Anyone who thinks that they might have been exposed to HIV should seek medical advice. Several places including GP surgery and sexual health services can offer testing and support for HIV.

Across Northamptonshire HIV testing can be accessed through the Northamptonshire Integrated Sexual Health Service (NHFT).

During pregnancy, women are offered screening for HIV as part of routine antenatal screening. For more information see HIV screening in pregnancy.

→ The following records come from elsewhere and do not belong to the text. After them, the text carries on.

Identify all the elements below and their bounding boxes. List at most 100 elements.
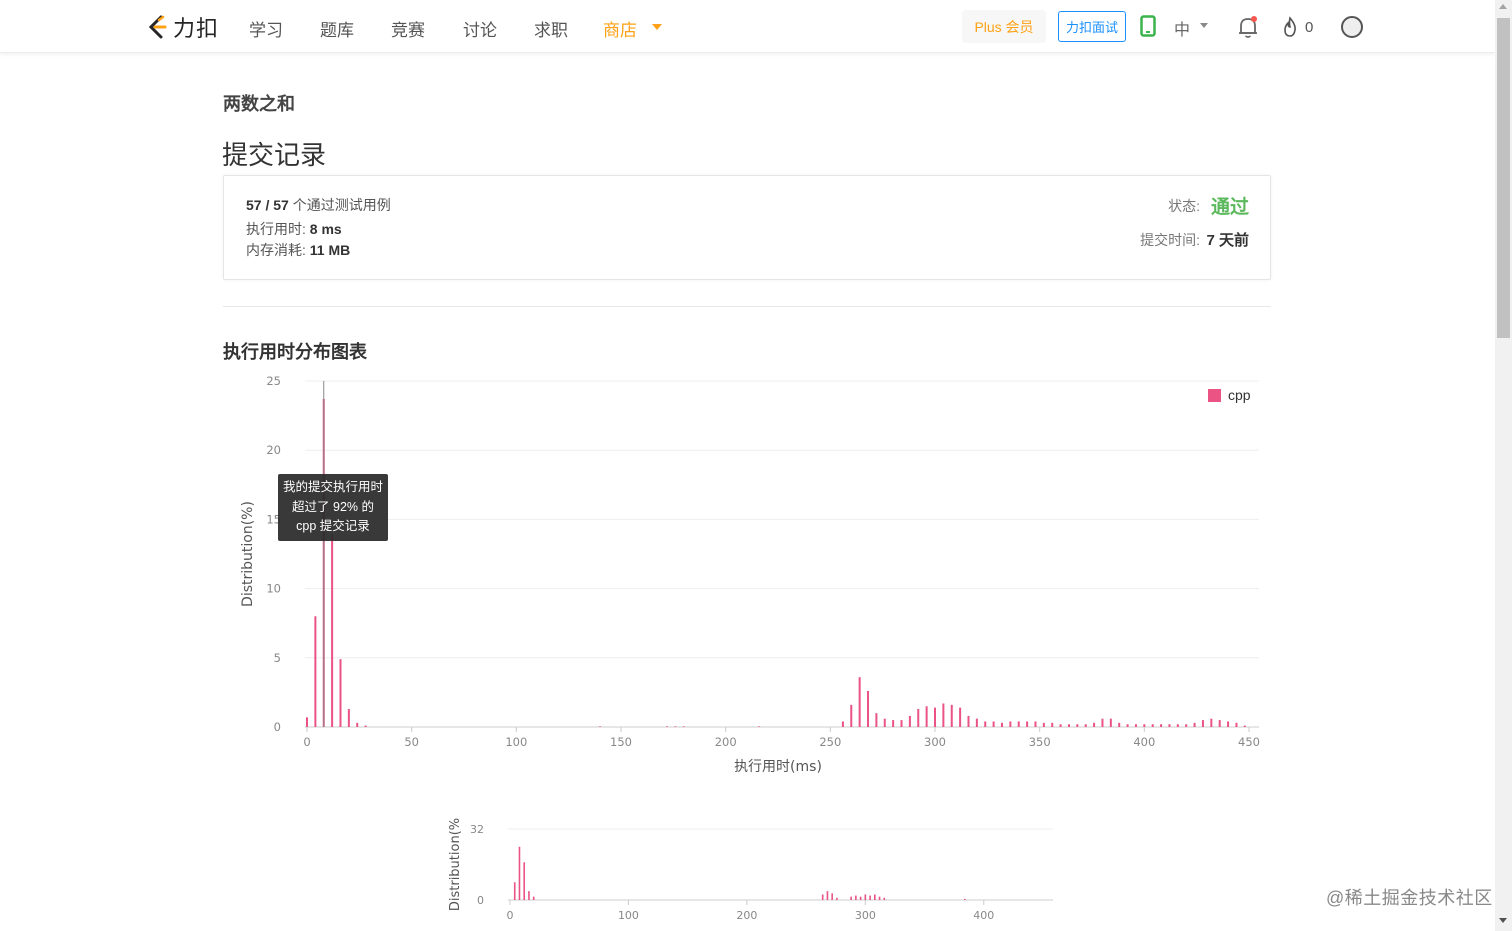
main-chart-bar — [666, 726, 669, 727]
mini-chart-bar — [883, 897, 886, 900]
main-chart-bar — [306, 717, 308, 727]
main-chart-bar — [917, 709, 920, 727]
main-chart-y-tick-label: 5 — [274, 651, 281, 665]
main-chart-bar — [925, 706, 928, 727]
main-chart-bar — [1126, 724, 1129, 727]
tooltip-line-2: 超过了 92% 的 — [292, 499, 374, 514]
main-chart-bar — [1134, 724, 1137, 727]
main-chart-bar — [674, 726, 677, 727]
main-chart-bar — [1168, 724, 1171, 727]
mini-chart-bar — [523, 862, 526, 900]
main-chart-bar — [1026, 721, 1029, 727]
main-chart-bar — [1109, 718, 1112, 727]
mini-chart-bar — [826, 891, 829, 900]
main-chart-bar — [1218, 720, 1221, 727]
mini-chart-x-tick-label: 100 — [618, 909, 639, 922]
main-chart-bar — [1118, 722, 1121, 727]
main-chart-bar — [1042, 722, 1045, 727]
main-chart-bar — [950, 704, 953, 727]
main-chart-bar — [967, 715, 970, 727]
mini-chart-bar — [518, 846, 521, 900]
runtime-distribution-chart[interactable]: 05101520250 50 100 150 200 250 300 350 400 450Dis… — [0, 0, 1495, 931]
main-chart-bar — [892, 720, 895, 727]
mini-chart-bar — [532, 896, 535, 900]
mini-chart-bar — [850, 896, 852, 900]
mini-chart-x-tick-label: 200 — [736, 909, 757, 922]
main-chart-y-tick-label: 0 — [274, 720, 281, 734]
mini-chart-bar — [874, 894, 876, 900]
main-chart-bar — [1143, 724, 1146, 727]
main-chart-x-tick-label: 400 — [1133, 735, 1155, 749]
main-chart-x-tick-label: 50 — [404, 735, 419, 749]
main-chart-bar — [1084, 724, 1087, 727]
main-chart-bar — [1059, 724, 1062, 727]
main-chart-bar — [984, 721, 987, 727]
main-chart-bar — [1009, 721, 1012, 727]
main-chart-bar — [1067, 724, 1070, 727]
scrollbar-thumb[interactable] — [1497, 18, 1510, 338]
chart-legend[interactable]: cpp — [1208, 387, 1251, 403]
main-chart-bar — [1227, 721, 1230, 727]
legend-swatch — [1208, 388, 1221, 402]
mini-chart-y-tick-label: 0 — [477, 894, 484, 907]
mini-chart-bar — [878, 896, 881, 900]
main-chart-bar — [1235, 722, 1238, 727]
chart-tooltip: 我的提交执行用时 超过了 92% 的 cpp 提交记录 — [278, 474, 388, 541]
main-chart-bar — [959, 707, 962, 727]
mini-chart-bar — [528, 891, 530, 900]
main-chart-bar — [682, 726, 685, 727]
main-chart-bar — [900, 720, 903, 727]
main-chart-bar — [314, 616, 317, 727]
main-chart-bar — [992, 721, 995, 727]
main-chart-x-tick-label: 300 — [924, 735, 946, 749]
main-chart-bar — [1201, 720, 1204, 727]
main-chart-bar — [364, 725, 367, 727]
main-chart-bar — [934, 707, 936, 727]
main-chart-bar — [1051, 722, 1054, 727]
main-chart-y-tick-label: 25 — [266, 374, 281, 388]
mini-chart-bar — [836, 897, 838, 900]
mini-chart-bar — [869, 895, 871, 900]
mini-chart-x-tick-label: 300 — [855, 909, 876, 922]
main-chart-bar — [942, 703, 945, 727]
main-chart-bar — [347, 709, 350, 727]
main-chart-bar — [1193, 722, 1196, 727]
main-chart-bar — [883, 718, 886, 727]
main-chart-bar — [1017, 721, 1020, 727]
main-chart-y-tick-label: 20 — [266, 443, 281, 457]
mini-chart-bar — [855, 895, 857, 900]
mini-chart-bar — [513, 882, 516, 900]
main-chart-bar — [1076, 724, 1079, 727]
main-chart-bar — [850, 704, 853, 727]
main-chart-bar — [331, 534, 334, 727]
main-chart-bar — [867, 691, 870, 727]
main-chart-bar — [758, 726, 761, 727]
main-chart-x-axis-label: 执行用时(ms) — [734, 759, 822, 775]
main-chart-bar — [975, 718, 978, 727]
main-chart-bar — [1185, 724, 1188, 727]
main-chart-bar — [1160, 724, 1163, 727]
mini-chart-x-tick-label: 0 — [507, 909, 514, 922]
watermark: @稀土掘金技术社区 — [1326, 888, 1493, 908]
mini-chart-y-axis-label: Distribution(% — [448, 818, 463, 911]
main-chart-bar — [875, 713, 878, 727]
scroll-down-arrow-icon[interactable] — [1499, 918, 1507, 923]
main-chart-bar — [1151, 724, 1154, 727]
tooltip-line-1: 我的提交执行用时 — [282, 480, 383, 494]
main-chart-bar — [841, 721, 844, 727]
main-chart-bar — [339, 659, 342, 727]
mini-chart-bar — [821, 894, 824, 900]
main-chart-y-tick-label: 10 — [266, 582, 281, 596]
legend-label: cpp — [1228, 387, 1251, 403]
mini-chart-bar — [864, 894, 867, 900]
main-chart-bar — [1093, 722, 1096, 727]
main-chart-bar — [1101, 718, 1104, 727]
main-chart-bar — [1176, 724, 1179, 727]
main-chart-bar — [599, 726, 602, 727]
main-chart-bar — [908, 715, 911, 727]
mini-chart-bar — [964, 898, 966, 900]
main-chart-bar — [1243, 725, 1246, 727]
tooltip-line-3: cpp 提交记录 — [296, 519, 370, 533]
scroll-up-arrow-icon[interactable] — [1499, 4, 1507, 9]
main-chart-x-tick-label: 350 — [1029, 735, 1051, 749]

HIV is a disease which is preventable and there are several steps that can be taken to avoid or reduce the risk of catching HIV and stop further transmission, these include:

  • Practising safe sex by using condoms consistently and correctly. Condoms are available free of charge for those aged 16-24 years old with in Northamptonshire, see Integrated Sexual Health Service for further details
  • Treatment with antiretrovirals lowers the levels of the virus within the blood stream to become undetectable, this reduces the likelihood of passing on the virus to their sexual partners
  • Avoid sharing needles, syringes, and injecting equipment. Most pharmacies offer needle exchange programmes, where used needles are exchanged for clean ones. The nearest services can be found using the needle and syringe service finder
  • HIV negative individuals who are at high-risk of catching HIV may be able to take medicines to reduce the risk of getting HIV, see Integrated Sexual Health Service for further details
  • Pregnant women will be screened for HIV, if they are HIV positive, they may be offered antiretrovirals to prevent passing on the virus to their babies. However, this will be discussed with each individual’s GP and Midwife.